Na de oorlog Van Gilse stierf in 1944, kort nadat zijn beide zoons door de Duitsers om het leven gebracht waren werd het stil rond zijn figuur. Pas in 1963 verscheen het boek Pijper contra Van Gilse van Ada van Gilse-Hooijer, de weduwe van de componist, en tenslotte in 1979 een uitgebreide dissertatie van Hans van Dijk. Deze laatste studie is nu in boekvorm verschenen. In zo'n 330 pagina's wordt het leven van Jan van Gilse uit de doeken gedaan, aan de hand van zijn eigen herinneringen, de dagboekaantekeningen van zijn vrouw, diverse correspondenties en talrijke documenten. Centraal daarin staan zijn jeugd en studie, de Utrechtse jaren, de daaropvolgende 'stillere' jaren in Duitsland, Van Gilse's terugkeer naar Utrecht als directeur van de Muziekschool en het Conservatorium, de jaren als dirigent in Arnhem en tenslotte de oorlogsjaren.

Rasverteller

Door Van Gilse's eigen herinneringen en getuigenissen hebben juist die Utrechtse jaren en de eerste oorlogsjaren en bijzondere diepgang en levendigheid gekregen. Van Gilse was een rasverteller. Zijn herinneringen zouden onverkort kunnen (en wat mij betreft ook moeten) worden opgenomen in een fonds als Privé-domein. Daartegenover heeft Hans van Dijk zich de rol van bescheiden hagiograaf (heiligenleven of (heiligen)legende) toegemeten.
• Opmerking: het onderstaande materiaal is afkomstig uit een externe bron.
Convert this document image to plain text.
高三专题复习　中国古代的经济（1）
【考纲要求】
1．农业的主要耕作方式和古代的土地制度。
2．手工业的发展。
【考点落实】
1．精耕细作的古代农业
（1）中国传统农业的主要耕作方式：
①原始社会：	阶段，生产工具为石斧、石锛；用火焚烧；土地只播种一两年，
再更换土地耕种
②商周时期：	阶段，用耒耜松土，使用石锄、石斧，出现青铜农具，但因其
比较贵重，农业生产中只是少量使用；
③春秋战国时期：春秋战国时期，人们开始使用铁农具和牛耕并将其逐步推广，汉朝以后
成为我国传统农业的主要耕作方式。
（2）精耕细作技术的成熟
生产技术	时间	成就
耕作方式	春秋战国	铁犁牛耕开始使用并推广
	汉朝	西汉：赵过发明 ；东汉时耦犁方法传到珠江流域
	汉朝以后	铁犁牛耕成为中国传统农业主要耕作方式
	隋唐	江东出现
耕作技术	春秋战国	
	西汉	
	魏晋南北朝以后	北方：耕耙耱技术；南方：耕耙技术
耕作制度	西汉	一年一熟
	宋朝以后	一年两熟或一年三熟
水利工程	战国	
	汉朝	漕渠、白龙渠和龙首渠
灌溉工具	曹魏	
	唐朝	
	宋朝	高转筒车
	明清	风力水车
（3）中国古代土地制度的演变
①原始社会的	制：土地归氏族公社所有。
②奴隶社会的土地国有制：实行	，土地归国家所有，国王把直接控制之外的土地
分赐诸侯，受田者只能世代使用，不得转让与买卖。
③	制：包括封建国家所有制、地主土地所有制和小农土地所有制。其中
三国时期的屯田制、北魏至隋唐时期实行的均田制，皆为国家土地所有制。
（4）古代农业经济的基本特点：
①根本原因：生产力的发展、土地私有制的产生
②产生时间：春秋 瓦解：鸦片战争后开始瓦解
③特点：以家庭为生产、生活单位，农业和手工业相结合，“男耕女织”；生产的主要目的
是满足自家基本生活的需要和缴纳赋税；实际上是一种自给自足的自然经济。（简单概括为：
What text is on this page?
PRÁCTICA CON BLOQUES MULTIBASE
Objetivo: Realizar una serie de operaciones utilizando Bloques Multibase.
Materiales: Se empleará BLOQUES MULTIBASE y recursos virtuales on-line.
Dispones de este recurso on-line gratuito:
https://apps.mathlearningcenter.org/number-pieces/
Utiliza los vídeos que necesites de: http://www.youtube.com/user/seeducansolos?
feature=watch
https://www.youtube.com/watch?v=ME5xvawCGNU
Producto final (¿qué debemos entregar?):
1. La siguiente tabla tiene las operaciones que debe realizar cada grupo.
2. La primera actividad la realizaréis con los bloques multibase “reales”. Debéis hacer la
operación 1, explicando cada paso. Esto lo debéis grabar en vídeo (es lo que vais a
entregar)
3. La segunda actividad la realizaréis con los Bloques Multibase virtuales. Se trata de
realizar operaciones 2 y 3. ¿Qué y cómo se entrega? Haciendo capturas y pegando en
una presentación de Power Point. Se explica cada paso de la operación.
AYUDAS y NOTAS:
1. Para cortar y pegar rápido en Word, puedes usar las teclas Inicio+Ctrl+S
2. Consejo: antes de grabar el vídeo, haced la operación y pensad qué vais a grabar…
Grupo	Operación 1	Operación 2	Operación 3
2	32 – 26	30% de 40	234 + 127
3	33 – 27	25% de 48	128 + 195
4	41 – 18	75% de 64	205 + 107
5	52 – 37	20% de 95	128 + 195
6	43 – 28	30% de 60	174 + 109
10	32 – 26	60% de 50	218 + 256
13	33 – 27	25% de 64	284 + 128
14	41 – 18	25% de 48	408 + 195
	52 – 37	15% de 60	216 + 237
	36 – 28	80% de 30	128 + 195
Zijn studie maakt de indruk dat Jan van Gilse het vrijwel altijd bij het rechte eind had, dat hij ten onrechte werd gekritiseerd, dat zijn muziek veel meer had moeten worden gespeeld. Van Dijk beargumenteert zijn lofwaardige standpunt echter nergens. Het geheel blijft daardoor een trouwhartige documentaire, waarbij vooral de muzikale kwaliteiten van Jan van Gilse nauwelijks aan de orde komen. Een lijst van composities moet deze ernstige omissie goedmaken. Wat overblijft is niettemin het spannende levensverhaal van een bijzonder mens. Met de Nederlands muziekgeschiedenis heeft het boek van Hans van Dijk in zoverre te maken, dat we grotendeels door de bril van Jan van Gilse kennis maken met het muziekleven in Nederland. Wat dat betreft is het inderdaad een noodzakelijke, maar tevens niet meer dan eerste bijdrage. Toch verdient deze studie beter te worden gedrukt dan als een uit de hand gelopen scriptie.